Numeri che vengono confermati anche se si concentra lo sguardo sul contesto italiano?
Sì, l’incidenza dei casi di Covid-19 tra i bambini fino ai 9 anni sia in Lombardia, che in Emilia-Romagna, che in Veneto è più bassa rispetto al resto della popolazione. Significativo è il caso di Vo’, in Veneto, uno dei primi focolai individuati nel nostro paese, dove l’intera popolazione è stata sottoposta a tampone per due volte e nessuno dei 234 bambini tra 0 e 10 anni testati è risultato positivo. La nostra stessa esperienza ci ha confermato la presenza di poche decine di minori infetti e tra questi un numero molto limitato di casi che hanno necessitato il ricovero.
Come tutti, anche i bambini hanno però dovuto fare i conti con le misure restrittive messe in campo per fermare la diffusione del contagio, a partire dalla chiusura delle scuole: con quali conseguenze?

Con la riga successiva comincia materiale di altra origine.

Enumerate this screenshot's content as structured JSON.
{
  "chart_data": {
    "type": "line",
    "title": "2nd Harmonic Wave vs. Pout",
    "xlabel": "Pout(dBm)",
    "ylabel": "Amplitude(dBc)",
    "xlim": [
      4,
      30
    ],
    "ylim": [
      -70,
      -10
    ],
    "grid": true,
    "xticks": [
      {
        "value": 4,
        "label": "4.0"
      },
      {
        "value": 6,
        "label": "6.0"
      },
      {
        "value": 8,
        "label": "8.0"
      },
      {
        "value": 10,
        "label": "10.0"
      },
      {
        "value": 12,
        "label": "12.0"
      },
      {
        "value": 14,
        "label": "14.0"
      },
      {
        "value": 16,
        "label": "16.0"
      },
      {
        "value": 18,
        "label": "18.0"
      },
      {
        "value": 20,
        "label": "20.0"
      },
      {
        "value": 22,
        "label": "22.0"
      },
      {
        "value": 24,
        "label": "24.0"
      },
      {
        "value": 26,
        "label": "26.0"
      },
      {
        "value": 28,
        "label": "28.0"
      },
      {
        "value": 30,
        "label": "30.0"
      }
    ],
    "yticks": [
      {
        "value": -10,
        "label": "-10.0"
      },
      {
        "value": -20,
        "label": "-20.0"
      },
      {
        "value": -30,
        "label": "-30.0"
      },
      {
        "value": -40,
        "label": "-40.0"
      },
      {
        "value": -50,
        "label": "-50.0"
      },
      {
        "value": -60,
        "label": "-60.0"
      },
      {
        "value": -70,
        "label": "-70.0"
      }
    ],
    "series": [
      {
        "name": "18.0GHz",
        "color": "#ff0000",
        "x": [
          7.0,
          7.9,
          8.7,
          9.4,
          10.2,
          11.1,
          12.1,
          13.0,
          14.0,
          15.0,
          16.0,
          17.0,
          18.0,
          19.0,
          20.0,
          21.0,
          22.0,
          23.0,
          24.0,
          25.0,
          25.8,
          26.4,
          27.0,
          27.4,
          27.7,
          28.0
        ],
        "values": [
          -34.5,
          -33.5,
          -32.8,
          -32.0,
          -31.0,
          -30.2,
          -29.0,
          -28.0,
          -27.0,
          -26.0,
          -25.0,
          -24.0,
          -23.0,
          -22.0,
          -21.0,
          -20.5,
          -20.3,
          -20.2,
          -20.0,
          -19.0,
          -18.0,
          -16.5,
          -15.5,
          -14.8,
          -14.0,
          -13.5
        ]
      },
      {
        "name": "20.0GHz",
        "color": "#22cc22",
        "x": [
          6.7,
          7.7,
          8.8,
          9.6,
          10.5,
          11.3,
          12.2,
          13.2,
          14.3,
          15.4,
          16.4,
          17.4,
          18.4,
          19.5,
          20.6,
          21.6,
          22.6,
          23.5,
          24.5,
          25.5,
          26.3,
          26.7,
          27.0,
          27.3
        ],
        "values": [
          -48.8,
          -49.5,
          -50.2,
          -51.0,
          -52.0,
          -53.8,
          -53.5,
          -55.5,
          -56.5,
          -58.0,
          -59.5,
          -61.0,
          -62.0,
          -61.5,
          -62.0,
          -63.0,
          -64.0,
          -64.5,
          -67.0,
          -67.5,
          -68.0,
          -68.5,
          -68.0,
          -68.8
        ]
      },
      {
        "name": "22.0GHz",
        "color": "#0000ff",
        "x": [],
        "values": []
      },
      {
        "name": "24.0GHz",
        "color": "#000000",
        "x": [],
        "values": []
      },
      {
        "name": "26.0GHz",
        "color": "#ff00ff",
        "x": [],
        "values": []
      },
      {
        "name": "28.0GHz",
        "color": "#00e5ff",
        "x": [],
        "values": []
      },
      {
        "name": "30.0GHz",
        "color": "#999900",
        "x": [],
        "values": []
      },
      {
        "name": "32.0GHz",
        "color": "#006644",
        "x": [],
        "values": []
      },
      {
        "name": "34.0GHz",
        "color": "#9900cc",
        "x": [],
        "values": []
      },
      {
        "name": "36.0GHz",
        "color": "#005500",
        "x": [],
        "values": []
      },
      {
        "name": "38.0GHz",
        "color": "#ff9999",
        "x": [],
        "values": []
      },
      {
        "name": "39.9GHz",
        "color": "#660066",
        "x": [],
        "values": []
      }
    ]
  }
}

Per i bambini, in particolare tra 2 e 14 anni la scuola è una parte molto importante della loro vita sociale: permette di sviluppare il loro senso di identità, di appartenenza ad una comunità e la loro personalità. Per questo, la mancanza di interazione con i loro coetanei può portare a conseguenze negative come ansia, disturbi del ritmo sonno-veglia, depressione, disturbo post-traumatico da stress: inoltre, la didattica a distanza, da questo punto di vista e probabilmente anche sotto un profilo formativo, non è un’alternativa sufficiente. Senza tener conto poi che ampie fasce di popolazione pediatrica non ne hanno potuto usufruire per vari motivi, tra i quali la mancanza di mezzi tecnologici o della connessione ad internet, o l’impossibilità parentale nel supportare la prole. E senza dimenticare, da ultimo ma non per importanza, la quota non irrilevante di bambini con disturbi specifici dell’apprendimento o disabilità che non hanno potuto usufruire di insegnanti di sostegno.
Professoressa Fantini, ora la priorità è il ritorno in classe a settembre. Quali sono le soluzioni da adottare per un rientro in sicurezza?
Una prima misura potrebbe essere la riorganizzazione delle classi in piccoli gruppi di bambini in modo da favorire il distanziamento fisico. A questa soluzione sarebbe necessario poi affiancare un ripensamento degli spazi scolastici, a partire dagli ambienti comuni, ed eventualmente l’introduzione di turni differenziati per garantire la presenza di tutti in sicurezza. Infine, ovviamente, una frequente sanificazione dei locali.
Quale può essere il ruolo degli insegnanti in questa nuova fase, anche per garantire la sicurezza dei bambini?
Sarebbe importante formare gli insegnanti fornendogli le competenze necessarie per individuare ed affrontare possibili segni di difficoltà nati dal periodo di quarantena ed isolamento a cui sono stati sottoposti i bambini. Inoltre, insegnanti e genitori devono avere tutte le informazioni necessarie perché sia possibile individuare e segnalare rapidamente possibili casi sospetti.
L’esperienza di altri paesi che hanno scelto di riaprire le scuole nei mesi scorsi può fornire indicazioni utili anche per il contesto italiano?
Il caso della Danimarca, con piccole classi e distanziamento fisico, è un buon esempio, ma anche quello del Giappone, che ha lasciato autonomia agli enti locali sulle riaperture in base ai casi di Covid-19 registrati nelle diverse aree del paese, può fornire indicazioni utili. In generale, è necessario adottare un approccio flessibile, che possa garantire le necessarie condizioni di sicurezza, adattandosi di volta in volta ai singoli contesti locali e alle risorse a disposizione.